Wilma tried to struggle to her feet, but Bingo had rolled forward just a little and the hem of her skirt caught in its wheels just as she had stumbled halfway into a crouch that she couldn't easily recover from. The net effect was to yank the sensible tweed outfit back and down exactly as Wilma was moving up and forward, tangling it around her ankles and causing her to fall forward onto her face with her bare buttocks completely exposed to the stranger's view. "Jeepers," she muttered, her chubby cheeks flushing bright red with embarrassment.

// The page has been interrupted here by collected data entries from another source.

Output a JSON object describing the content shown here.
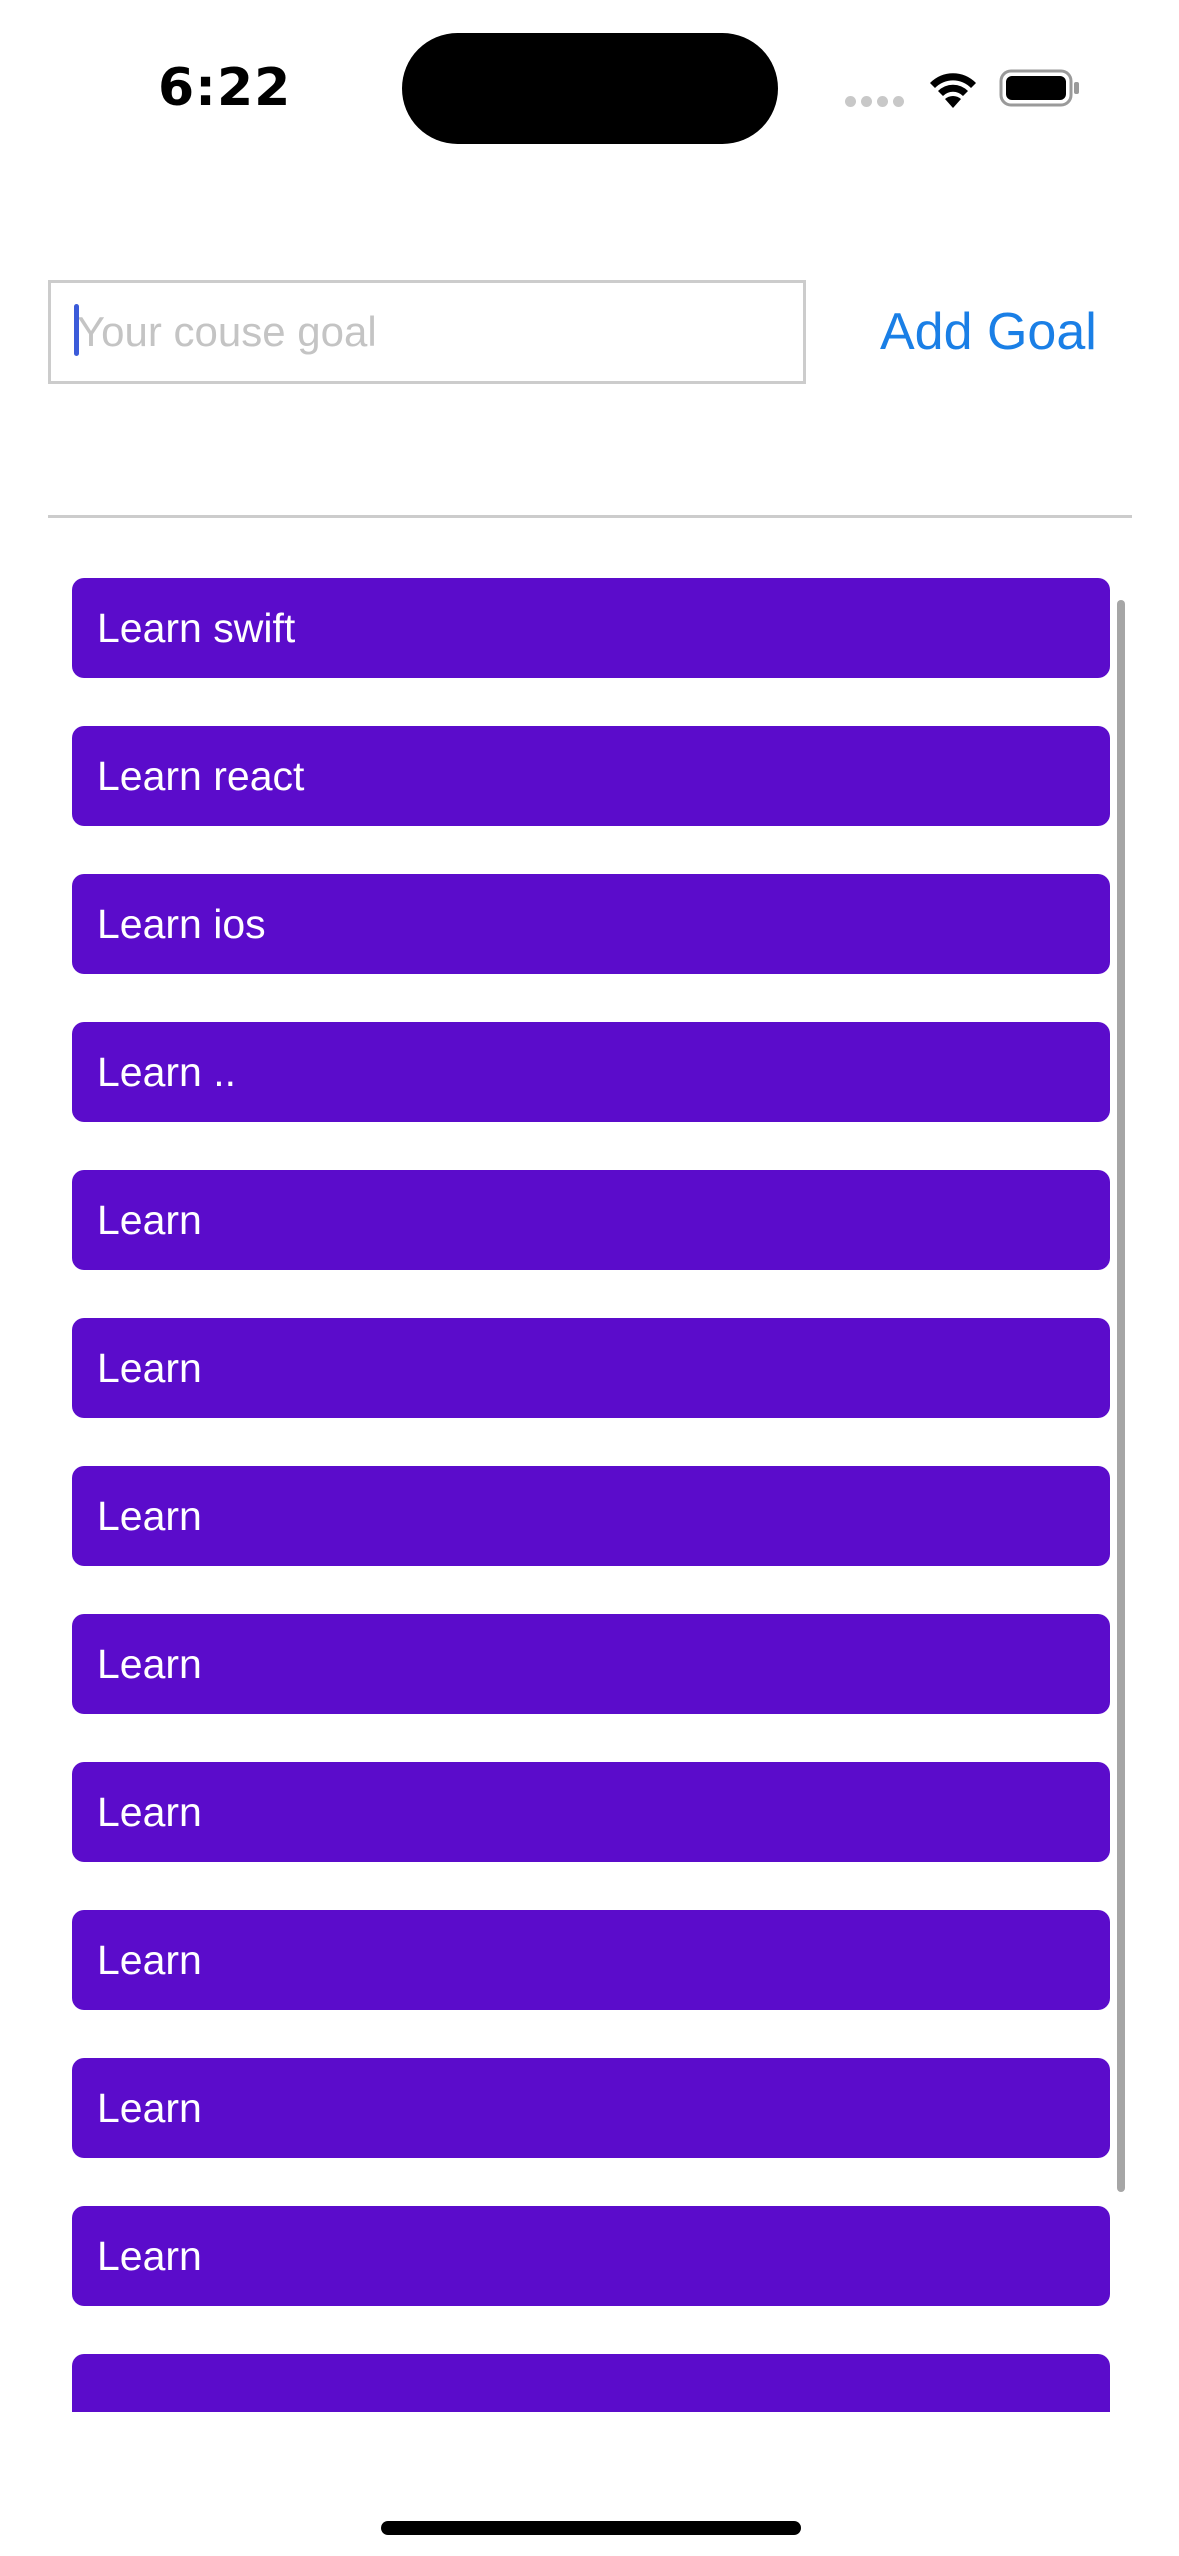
{
  "status_bar": {
    "time": "6:22"
  },
  "input": {
    "placeholder": "Your couse goal",
    "value": ""
  },
  "add_goal_label": "Add Goal",
  "goals": [
    "Learn swift",
    "Learn react",
    "Learn ios",
    "Learn ..",
    "Learn",
    "Learn",
    "Learn",
    "Learn",
    "Learn",
    "Learn",
    "Learn",
    "Learn",
    ""
  ],
  "colors": {
    "goal_background": "#5b0ccb",
    "accent": "#1a7fe6"
  }
}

Laurel didn't seem to notice. She hadn't moved since Wilma came into the room, still down on her knees with her shoulders slumped and her legs ever so slightly parted. It was hard to tell for sure--even from just a few feet away, her friend and partner looked decidedly blurry--but judging by the color of that blur, Laurel had already removed all of her clothing before kneeling down in the dusty darkness. It was hard to escape the implications of that fact, even harder when she realized that the Spectral Centurion's glowing armor had a distinct flesh-colored gap where the codpiece usually went.
"Please, don't get up on my account," the Centurion purred, removing his helmet to reveal a face that appeared frustratingly vague to Wilma's astigmatic eyes. "I'm enjoying the view at the moment, and it's not like you can stop my plans anyway. Not when you're going to be hypnotized just like your friend soon." His voice sounded deliberately low and breathy, as though he was concealing a more natural tone that Wilma was bound to recognize. Was it the curator? The janitor? The antiquities expert with the big weird eyebrows? Wilma had to keep him talking. It was the only way to find out.
"I don't think you're going to find it that easy," Wilma said, casting her gaze around for something, anything that would give her a chance to escape. Most of the room simply looked like a fog of vague, misty shapes, but as she glanced over to the right, she couldn't believe her luck--her glasses were right there, just inches out of her reach! If she could only squirm over to them without attracting her captor's attention, she could put them on and discover the Spectral Centurion's true identity. She rolled onto her side, squinting angrily in an effort to make it look like she was simply confronting the mysterious stranger face-to-face.
Whoever it was, they certainly didn't appear too threatened by her. "That's exactly what Laurel said," he purred confidently, his voice dripping with silky menace. "She thought she could resist my pretty gold coin... this one, right here." He made a flourish with his right hand, and a sparkly haze that Wilma presumed to be a Roman aureus with a hole pierced through it dangled down from a cord that she couldn't quite make out. Her right hand groped behind her for her glasses, so frustrated by her poor eyesight that she didn't even care what happened to her so long as she could see it. Why hadn't she gotten Lasik, dammit?